The Bridges Collection has an impressive collection of Bronze Age pottery, dating to around the Early and Middle Bronze Age (2500-1650 BCE). These items are typical of these periods in the from of red-polished ware, white-painted ware, and red-on-black ware. The former two were in use widely across Cyprus during this time, while the red-on-black was limited to the Eastern part of the island. The pottery is all handmade, the decorations and shapes becoming more elaborate towards the late Bronze Age.

Historical Background

The Bronze Age was generally a time of growth and foreign occupation on Cyprus, spanning around six hundred years. As was the case in other areas of the Eastern Mediterranean, Myceneans began to permanently settle on the island around 1100 BCE. This began to create a more ‘Greek’ culture, adopting both the Greek language and religion (Loizides, 2012).

The sites of Bronze Age Cyprus are linked with the availablility of water and agricultural land. As the Bronze Age progressed, there was increasing evidence for copper mining to use to make bronze. While the whole island gradually became fully occupied, the material culture across Cyprus remained distinguishable in this period.

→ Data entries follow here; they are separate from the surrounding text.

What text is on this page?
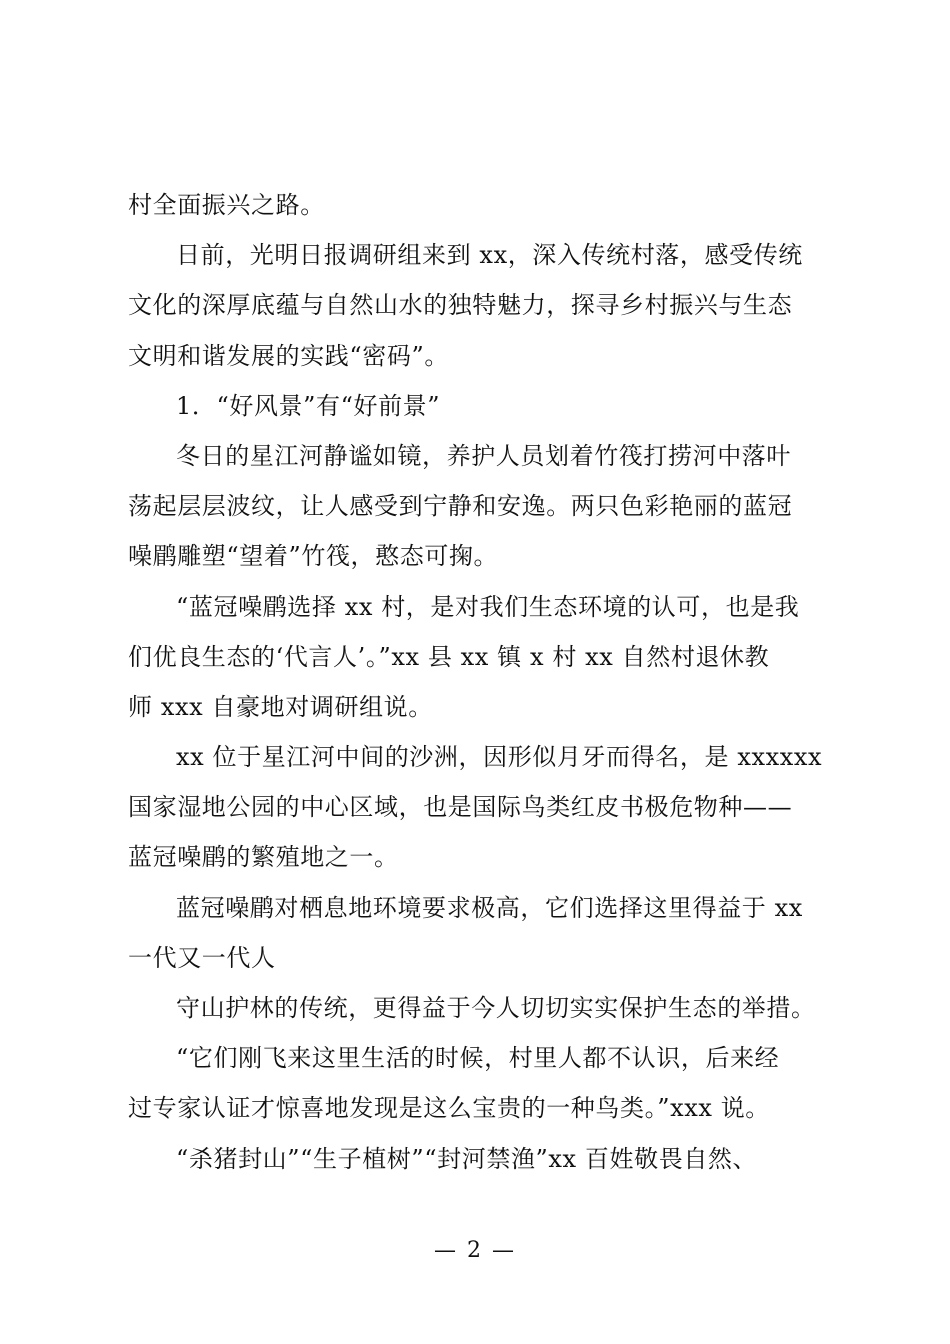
村全面振兴之路。
日前，光明日报调研组来到 xx，深入传统村落，感受传统
文化的深厚底蕴与自然山水的独特魅力，探寻乡村振兴与生态
文明和谐发展的实践“密码”。
1．“好风景”有“好前景”
冬日的星江河静谧如镜，养护人员划着竹筏打捞河中落叶
荡起层层波纹，让人感受到宁静和安逸。两只色彩艳丽的蓝冠
噪鹛雕塑“望着”竹筏，憨态可掬。
“蓝冠噪鹛选择 xx 村，是对我们生态环境的认可，也是我
们优良生态的‘代言人’。”xx 县 xx 镇 x 村 xx 自然村退休教
师 xxx 自豪地对调研组说。
xx 位于星江河中间的沙洲，因形似月牙而得名，是 xxxxxx
国家湿地公园的中心区域，也是国际鸟类红皮书极危物种——
蓝冠噪鹛的繁殖地之一。
蓝冠噪鹛对栖息地环境要求极高，它们选择这里得益于 xx
一代又一代人
守山护林的传统，更得益于今人切切实实保护生态的举措。
“它们刚飞来这里生活的时候，村里人都不认识，后来经
过专家认证才惊喜地发现是这么宝贵的一种鸟类。”xxx 说。
“杀猪封山”“生子植树”“封河禁渔”xx 百姓敬畏自然、
— 2 —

Trade and the importation of foreign goods became more commonplace in the Late Bronze Age (1650-1050 BCE), which is reflected in much of the material evidence available.

The Bridges Collection

The Bronze Age artefacts of the Bridges Collection encompass a variety of shapes, including jugs and bowls of various sizes and types. To explore these objects, navigate to the Bronze Age Gallery.

Where would these objects have been located originally? It is quite likely that most of these objects would have been located in a tomb context. Very similar objects in the British Museum’s collection were indeed found in tomb sites.

These artefacts did not necessarily have a solely funerary function, however. They also could have practical or decorative uses. For instance, bowls with small handles (such as HC1994.3(120) shown below), could suggest they were meant to hang on the wall or on a person.